# Brooklyn Story

I live in San Diego, so my mental map of Brooklyn needs work.  The geography, population density, demographics, environmental concerns, and weather (rainfall) are so very different from my world.  So what story does this data tell for last year (2021)?  Story elements are:

  1. Rainfall - Since we're taking a stormwater angle, this adds some context.
  2. NYC DEP -  Focus on 311 reports and look at the distribution in time and space.
  3. Stewards - Combining events, turfs, and organizations.


# Rainfall

Let's start this story by looking at precipitation in NYC for 2021.  It provides good historical background.

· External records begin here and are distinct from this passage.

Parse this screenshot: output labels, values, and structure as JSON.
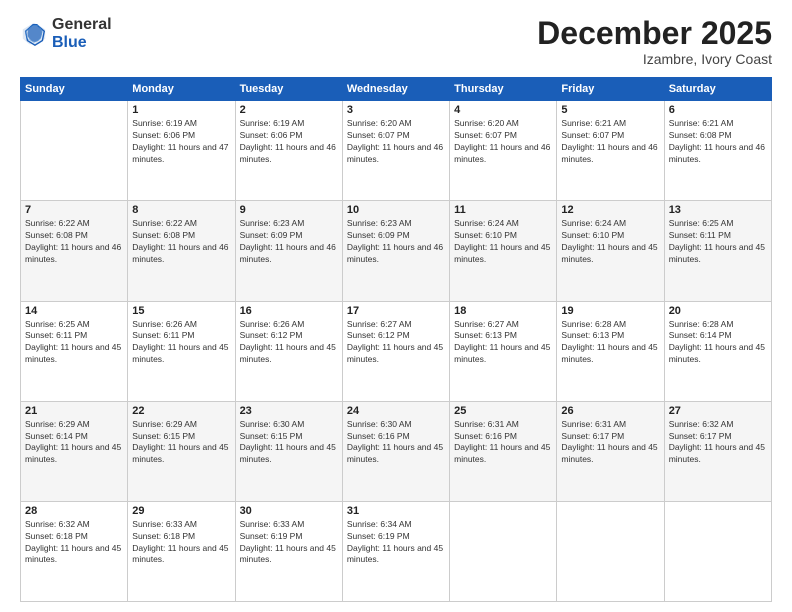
{
  "header": {
    "logo": {
      "general": "General",
      "blue": "Blue"
    },
    "title": "December 2025",
    "subtitle": "Izambre, Ivory Coast"
  },
  "weekdays": [
    "Sunday",
    "Monday",
    "Tuesday",
    "Wednesday",
    "Thursday",
    "Friday",
    "Saturday"
  ],
  "weeks": [
    [
      {
        "date": "",
        "sunrise": "",
        "sunset": "",
        "daylight": ""
      },
      {
        "date": "1",
        "sunrise": "Sunrise: 6:19 AM",
        "sunset": "Sunset: 6:06 PM",
        "daylight": "Daylight: 11 hours and 47 minutes."
      },
      {
        "date": "2",
        "sunrise": "Sunrise: 6:19 AM",
        "sunset": "Sunset: 6:06 PM",
        "daylight": "Daylight: 11 hours and 46 minutes."
      },
      {
        "date": "3",
        "sunrise": "Sunrise: 6:20 AM",
        "sunset": "Sunset: 6:07 PM",
        "daylight": "Daylight: 11 hours and 46 minutes."
      },
      {
        "date": "4",
        "sunrise": "Sunrise: 6:20 AM",
        "sunset": "Sunset: 6:07 PM",
        "daylight": "Daylight: 11 hours and 46 minutes."
      },
      {
        "date": "5",
        "sunrise": "Sunrise: 6:21 AM",
        "sunset": "Sunset: 6:07 PM",
        "daylight": "Daylight: 11 hours and 46 minutes."
      },
      {
        "date": "6",
        "sunrise": "Sunrise: 6:21 AM",
        "sunset": "Sunset: 6:08 PM",
        "daylight": "Daylight: 11 hours and 46 minutes."
      }
    ],
    [
      {
        "date": "7",
        "sunrise": "Sunrise: 6:22 AM",
        "sunset": "Sunset: 6:08 PM",
        "daylight": "Daylight: 11 hours and 46 minutes."
      },
      {
        "date": "8",
        "sunrise": "Sunrise: 6:22 AM",
        "sunset": "Sunset: 6:08 PM",
        "daylight": "Daylight: 11 hours and 46 minutes."
      },
      {
        "date": "9",
        "sunrise": "Sunrise: 6:23 AM",
        "sunset": "Sunset: 6:09 PM",
        "daylight": "Daylight: 11 hours and 46 minutes."
      },
      {
        "date": "10",
        "sunrise": "Sunrise: 6:23 AM",
        "sunset": "Sunset: 6:09 PM",
        "daylight": "Daylight: 11 hours and 46 minutes."
      },
      {
        "date": "11",
        "sunrise": "Sunrise: 6:24 AM",
        "sunset": "Sunset: 6:10 PM",
        "daylight": "Daylight: 11 hours and 45 minutes."
      },
      {
        "date": "12",
        "sunrise": "Sunrise: 6:24 AM",
        "sunset": "Sunset: 6:10 PM",
        "daylight": "Daylight: 11 hours and 45 minutes."
      },
      {
        "date": "13",
        "sunrise": "Sunrise: 6:25 AM",
        "sunset": "Sunset: 6:11 PM",
        "daylight": "Daylight: 11 hours and 45 minutes."
      }
    ],
    [
      {
        "date": "14",
        "sunrise": "Sunrise: 6:25 AM",
        "sunset": "Sunset: 6:11 PM",
        "daylight": "Daylight: 11 hours and 45 minutes."
      },
      {
        "date": "15",
        "sunrise": "Sunrise: 6:26 AM",
        "sunset": "Sunset: 6:11 PM",
        "daylight": "Daylight: 11 hours and 45 minutes."
      },
      {
        "date": "16",
        "sunrise": "Sunrise: 6:26 AM",
        "sunset": "Sunset: 6:12 PM",
        "daylight": "Daylight: 11 hours and 45 minutes."
      },
      {
        "date": "17",
        "sunrise": "Sunrise: 6:27 AM",
        "sunset": "Sunset: 6:12 PM",
        "daylight": "Daylight: 11 hours and 45 minutes."
      },
      {
        "date": "18",
        "sunrise": "Sunrise: 6:27 AM",
        "sunset": "Sunset: 6:13 PM",
        "daylight": "Daylight: 11 hours and 45 minutes."
      },
      {
        "date": "19",
        "sunrise": "Sunrise: 6:28 AM",
        "sunset": "Sunset: 6:13 PM",
        "daylight": "Daylight: 11 hours and 45 minutes."
      },
      {
        "date": "20",
        "sunrise": "Sunrise: 6:28 AM",
        "sunset": "Sunset: 6:14 PM",
        "daylight": "Daylight: 11 hours and 45 minutes."
      }
    ],
    [
      {
        "date": "21",
        "sunrise": "Sunrise: 6:29 AM",
        "sunset": "Sunset: 6:14 PM",
        "daylight": "Daylight: 11 hours and 45 minutes."
      },
      {
        "date": "22",
        "sunrise": "Sunrise: 6:29 AM",
        "sunset": "Sunset: 6:15 PM",
        "daylight": "Daylight: 11 hours and 45 minutes."
      },
      {
        "date": "23",
        "sunrise": "Sunrise: 6:30 AM",
        "sunset": "Sunset: 6:15 PM",
        "daylight": "Daylight: 11 hours and 45 minutes."
      },
      {
        "date": "24",
        "sunrise": "Sunrise: 6:30 AM",
        "sunset": "Sunset: 6:16 PM",
        "daylight": "Daylight: 11 hours and 45 minutes."
      },
      {
        "date": "25",
        "sunrise": "Sunrise: 6:31 AM",
        "sunset": "Sunset: 6:16 PM",
        "daylight": "Daylight: 11 hours and 45 minutes."
      },
      {
        "date": "26",
        "sunrise": "Sunrise: 6:31 AM",
        "sunset": "Sunset: 6:17 PM",
        "daylight": "Daylight: 11 hours and 45 minutes."
      },
      {
        "date": "27",
        "sunrise": "Sunrise: 6:32 AM",
        "sunset": "Sunset: 6:17 PM",
        "daylight": "Daylight: 11 hours and 45 minutes."
      }
    ],
    [
      {
        "date": "28",
        "sunrise": "Sunrise: 6:32 AM",
        "sunset": "Sunset: 6:18 PM",
        "daylight": "Daylight: 11 hours and 45 minutes."
      },
      {
        "date": "29",
        "sunrise": "Sunrise: 6:33 AM",
        "sunset": "Sunset: 6:18 PM",
        "daylight": "Daylight: 11 hours and 45 minutes."
      },
      {
        "date": "30",
        "sunrise": "Sunrise: 6:33 AM",
        "sunset": "Sunset: 6:19 PM",
        "daylight": "Daylight: 11 hours and 45 minutes."
      },
      {
        "date": "31",
        "sunrise": "Sunrise: 6:34 AM",
        "sunset": "Sunset: 6:19 PM",
        "daylight": "Daylight: 11 hours and 45 minutes."
      },
      {
        "date": "",
        "sunrise": "",
        "sunset": "",
        "daylight": ""
      },
      {
        "date": "",
        "sunrise": "",
        "sunset": "",
        "daylight": ""
      },
      {
        "date": "",
        "sunrise": "",
        "sunset": "",
        "daylight": ""
      }
    ]
  ]
}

This section is a summary of [previous analysis](03.5-rainfall.ipynb).

In [None]:
rainfall_df = pd.read_csv('../data/raw/weather/brooklyn-2021.csv', parse_dates=['DATE'])

In [None]:
rainfall_df = pd.read_parquet('../data/processed/brooklyn/brooklyn-rainfall-2021.parq')

In [None]:
rainfall_ts = pd.Series(rainfall_df['PRCP'].values, index=rainfall_df['DATE'].values)

In [None]:
rainfall_ts.plot(figsize=(20, 8));

In [None]:
print(f"Holy crap - {rainfall_df['PRCP'].sum()} inches of rain!")

For context, San Diego has a rainfall average of 10.49 inches, and we had 5.24 inches in 2021.  Proof we live in a **desert**?

# 311 - Water and Sewer

First, we'll look at all this rain through the eyes of the DEP using 311 data.  I want to examine the temporal and spatial dimensions:

  1. Calendar heatmap - When do we see the most 311 requests
  2. Spatial heatmap - Where do we see the most 311 requests
  3. Hotspots (clusters) - What polygons (turfs) have a high number of reports
  
When we're through with this section we'll have the bounding areas for high density reporting of 311 requests.

In [None]:
brooklyn_311_gdf = gpd.read_parquet('../data/processed/brooklyn/brooklyn-2021-311.parq').reset_index().drop(columns='index')

len(brooklyn_311_gdf)

I want to see a distribution of the request types for DEP.

In [None]:
ax = brooklyn_311_gdf['Complaint Type'].value_counts().plot.barh(figsize=(10, 5))
ax.invert_yaxis()

So, in keeping with my goal of shrinking the data set for analysis and visualization let's start with `Water System` and `Sewer` request types.

In [None]:
water_sewer_311_gdf = brooklyn_311_gdf[brooklyn_311_gdf['Complaint Type'].isin(['Water System', 'Sewer'])]

len(water_sewer_311_gdf)

A little bit better?

**Note:** There is also information in the `Descriptor` column.  Let's look at that.

In [None]:
water_sewer_311_gdf.groupby(['Complaint Type','Descriptor'])['Unique Key'].count()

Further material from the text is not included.